Убыль его чувств ко мне шла параллельно с нарастанием тайной и неразделенной влюбленности в Н. А. Пешкову. Духовное влияние, “тирания” моих вкусов и убеждений, всё, к чему я привыкла за двадцать лет нашей общей жизни, теряло свою силу. Я замечала это с тревогой. Если я критиковала только что написанное им, он кричал в ответ, не слушая доводов:
– Тебе не нравится? А в Москве нравится. А 60-ти миллионам читателей нравится.
Если я пыталась, как прежде, предупредить и поправить его поступки, оказать давление в ту или другую сторону, – я встречала неожиданный отпор, желание делать наоборот. Мне не нравилась дружба с Ягодой, мне не всё нравилось в Горках.
– Интеллигентщина! Непонимание новых людей! – кричал он в необъяснимом раздражении. – Крандиевщина! Чистоплюйство!
Терминология эта была новой, и я почувствовала за ней оплот новых влияний, чуждых мне, быть может, враждебных. <…>
И долгие годы во всем этом мне удавалось сохранить трудовое равновесие, веселую энергию. Всё было одушевлено и озарено. Всё казалось праздником. Я участвовала в его жизни.
Теперь равновесие было утеряно. Его можно было бы поддержать, опираясь если не на любовь, то хотя бы на чувства из “неприкосновенного ее запаса”: дружеское тепло, простое человеческое участие. Этих чувств не было. В пустом, ледяном пространстве кто может вольготно дышать и весело трудиться? Я изнемогала. Я запустила дела и хозяйство. Я спрашивала себя, – если притупляется с годами жажда физического насыщения, где же всё остальное? Где эта готика любви, которую мы с упорством маниаков громоздили столько лет? Неужели всё рухнуло, всё строилось на песке? Я спрашивала в тоске:
– Скажи, куда же всё девалось?
Он отвечал устало и цинично:
– А черт его знает, куда всё девается. Почем я знаю?

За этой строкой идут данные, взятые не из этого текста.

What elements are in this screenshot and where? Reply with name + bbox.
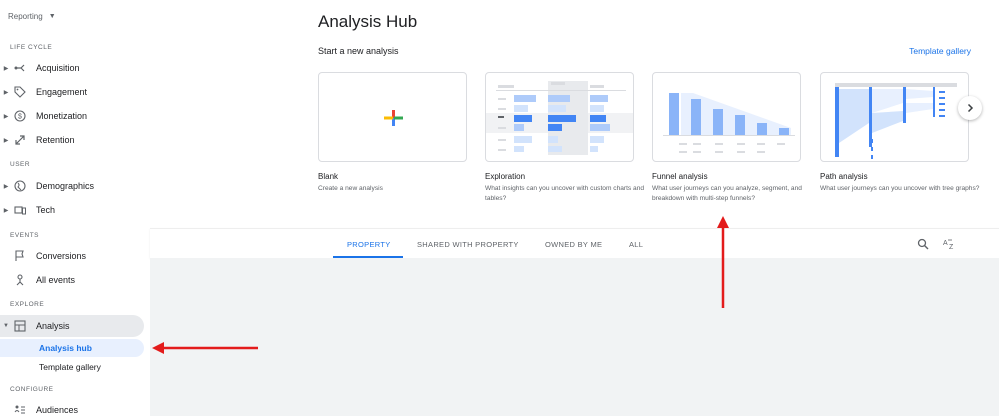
annotation-arrows bbox=[152, 216, 729, 354]
arrow-to-funnel-analysis bbox=[717, 216, 729, 308]
arrow-to-analysis-hub bbox=[152, 342, 258, 354]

Главным орудием против меня поворачивалось мое же страдание. Так всегда бывает… Заплаканного лица не прощают. Хороший вкус человеческого общения требует сдержанности и подтянутой психики – это знает каждый. Страдание оскорбляет равнодушных свидетелей, а неравнодушные быстро устают от него. Одним словом, всё, всё подталкивает нас, когда мы катимся вниз под гору с вершины благополучия, и в падении этом самые красивые из нас теряют благообразие, самые мудрые – голову. Так было и со мной.
Я в полной мере узнала жестокость равнодушных свидетелей. Могла ли я ждать от мужа, поглощенного своими переживаниями, участия и внимания к себе?..
Мне хотелось ехать с ним за границу, на писательский съезд. Он согласился с безнадежным равнодушием – поезжай, если хочешь. Разве можно было воспользоваться таким согласием? Я отказалась. Он не настаивал, уехал один, вслед за П<ешковой>».